Both average daily rate and occupancy approached growth rates of 8.0 percent, which created double digit RevPAR (revenue per available room) growth. Manhattan's occupancy rate at midyear was 89.2 percent, up from 82.9 percent a year earlier. Average daily rate at midyear was $215.55, up from $200.23 a year earlier (the national average daily rate is $84.51). Revenue per available room grew from 9.8 percent in the first two quarters of 1999, to 15.9 percent in the first two quarters of 2000.
The factors contributing to the strength of Manhattan's lodging market include: the robust economy where GDP has grown at a 5.2 percent annual rate this year, an undersupply of rooms to accommodate 36 million annual travelers to the city each year, and a continued strong mixture of business, leisure and convention business.

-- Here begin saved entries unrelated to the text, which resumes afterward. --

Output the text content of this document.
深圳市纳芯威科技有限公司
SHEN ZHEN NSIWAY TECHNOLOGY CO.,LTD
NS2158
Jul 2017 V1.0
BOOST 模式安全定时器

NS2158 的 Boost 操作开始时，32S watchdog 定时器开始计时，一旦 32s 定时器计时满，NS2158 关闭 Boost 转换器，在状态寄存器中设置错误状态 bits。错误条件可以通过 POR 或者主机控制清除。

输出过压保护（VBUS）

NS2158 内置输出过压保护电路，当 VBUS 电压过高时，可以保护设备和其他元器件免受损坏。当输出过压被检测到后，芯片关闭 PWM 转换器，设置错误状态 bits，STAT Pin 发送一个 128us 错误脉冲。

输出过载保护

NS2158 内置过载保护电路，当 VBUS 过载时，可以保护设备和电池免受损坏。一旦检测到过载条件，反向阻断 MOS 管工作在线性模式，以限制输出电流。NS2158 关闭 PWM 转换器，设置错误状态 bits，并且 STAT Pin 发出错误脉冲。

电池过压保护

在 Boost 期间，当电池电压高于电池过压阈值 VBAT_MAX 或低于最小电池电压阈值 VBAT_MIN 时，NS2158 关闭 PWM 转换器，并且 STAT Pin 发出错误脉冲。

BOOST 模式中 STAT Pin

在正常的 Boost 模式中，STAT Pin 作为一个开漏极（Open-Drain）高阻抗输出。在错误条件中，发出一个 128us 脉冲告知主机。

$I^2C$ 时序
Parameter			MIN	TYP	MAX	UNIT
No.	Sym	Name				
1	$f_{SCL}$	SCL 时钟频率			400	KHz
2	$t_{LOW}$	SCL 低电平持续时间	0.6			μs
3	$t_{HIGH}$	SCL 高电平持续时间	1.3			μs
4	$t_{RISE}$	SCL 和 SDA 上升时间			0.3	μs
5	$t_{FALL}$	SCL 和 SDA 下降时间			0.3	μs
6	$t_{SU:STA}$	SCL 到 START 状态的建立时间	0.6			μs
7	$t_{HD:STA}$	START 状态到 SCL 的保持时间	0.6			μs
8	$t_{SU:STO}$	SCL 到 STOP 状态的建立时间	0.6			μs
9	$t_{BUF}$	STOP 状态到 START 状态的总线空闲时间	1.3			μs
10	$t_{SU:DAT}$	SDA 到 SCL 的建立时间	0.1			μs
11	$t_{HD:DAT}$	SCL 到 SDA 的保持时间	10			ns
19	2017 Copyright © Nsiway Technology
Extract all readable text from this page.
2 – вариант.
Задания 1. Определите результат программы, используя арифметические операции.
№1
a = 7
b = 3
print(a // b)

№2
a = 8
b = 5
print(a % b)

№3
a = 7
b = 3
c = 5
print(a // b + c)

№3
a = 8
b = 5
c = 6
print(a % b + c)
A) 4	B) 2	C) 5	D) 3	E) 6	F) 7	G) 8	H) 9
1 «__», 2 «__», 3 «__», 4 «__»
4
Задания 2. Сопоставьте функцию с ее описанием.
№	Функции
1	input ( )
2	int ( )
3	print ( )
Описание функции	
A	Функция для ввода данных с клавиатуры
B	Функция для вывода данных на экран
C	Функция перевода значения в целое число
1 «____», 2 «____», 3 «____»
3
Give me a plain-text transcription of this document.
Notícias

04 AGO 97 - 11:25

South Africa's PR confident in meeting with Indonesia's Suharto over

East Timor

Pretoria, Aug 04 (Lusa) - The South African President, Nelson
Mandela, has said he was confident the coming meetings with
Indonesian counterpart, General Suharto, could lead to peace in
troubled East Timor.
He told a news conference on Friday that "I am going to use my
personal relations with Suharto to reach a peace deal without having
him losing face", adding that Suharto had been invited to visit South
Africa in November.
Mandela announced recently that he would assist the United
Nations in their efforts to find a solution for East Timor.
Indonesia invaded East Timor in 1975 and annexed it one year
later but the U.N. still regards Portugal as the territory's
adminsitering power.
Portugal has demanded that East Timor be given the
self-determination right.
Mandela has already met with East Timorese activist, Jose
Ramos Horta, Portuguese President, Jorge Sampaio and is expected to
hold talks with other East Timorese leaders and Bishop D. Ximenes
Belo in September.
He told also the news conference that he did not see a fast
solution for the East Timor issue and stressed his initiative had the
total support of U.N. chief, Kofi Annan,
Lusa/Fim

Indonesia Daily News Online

Neighborhoods of particular note in Manhattan include Midtown East, which has shown near exponential RevPAR growth. For the six months ending June 2000, Midtown East hotels have posted an 18.5 percent growth in RevPAR over 1999. Upper Manhattan, which includes Central Park hotels, continues to lead the Manhattan hotel market in average daily rate.
"The outlook for the Manhattan hotel market is exceptionally bright," said Sean Hennessey, New York director, PricewaterhouseCoopers Hospitality & Leisure Practice. "We do not anticipate the higher rates nor the difficulty in securing rooms will dampen travelers' enthusiasm for the city. We expect demand to remain strong throughout 2001."
PricewaterhouseCoopers is the leader in econometric modelling and providing reliable U.S. lodging industry forecasts that offer true industry-wide samples based on proven econometric models. The group predicted every industry turning point in the last ten years, usually two years in advance of each market move.
In July 1991, PricewaterhouseCoopers predicted a return to profitability for the industry in 1993, and average daily room rates surpassing inflation. In April 1996, PricewaterhouseCoopers issued an early alert that there would be an occupancy decline in 1997. In October 1996, the firm predicted occupancies would decline in 1997.
The firm's research models have recently been refined and enhanced to improve the estimation of future room starts, to enable more precise estimation of the interactions between lodging statistics and the marcroeconomy, and to provide reliable estimates of future lodging statistics of the U.S. at the industry segment, the regional, and the local market level.
Recently, PricewaterhouseCoopers applied similar econometric modelling techniques to the local level and can now offer forward-looking Market Outlooks. These local forecasts rely on extensive lodging data collection, empirical studies and solid econometric models to support all positions and conclusions. The Market Outlooks are patterned after the structure of the U.S. industry econometric model.
PricewaterhouseCoopers Hospitality and Leisure Group provides services including management, technology, human resources and financial consulting in North America, Europe, the Middle East and Africa. The group recently formed a partnership with Smith Travel Research.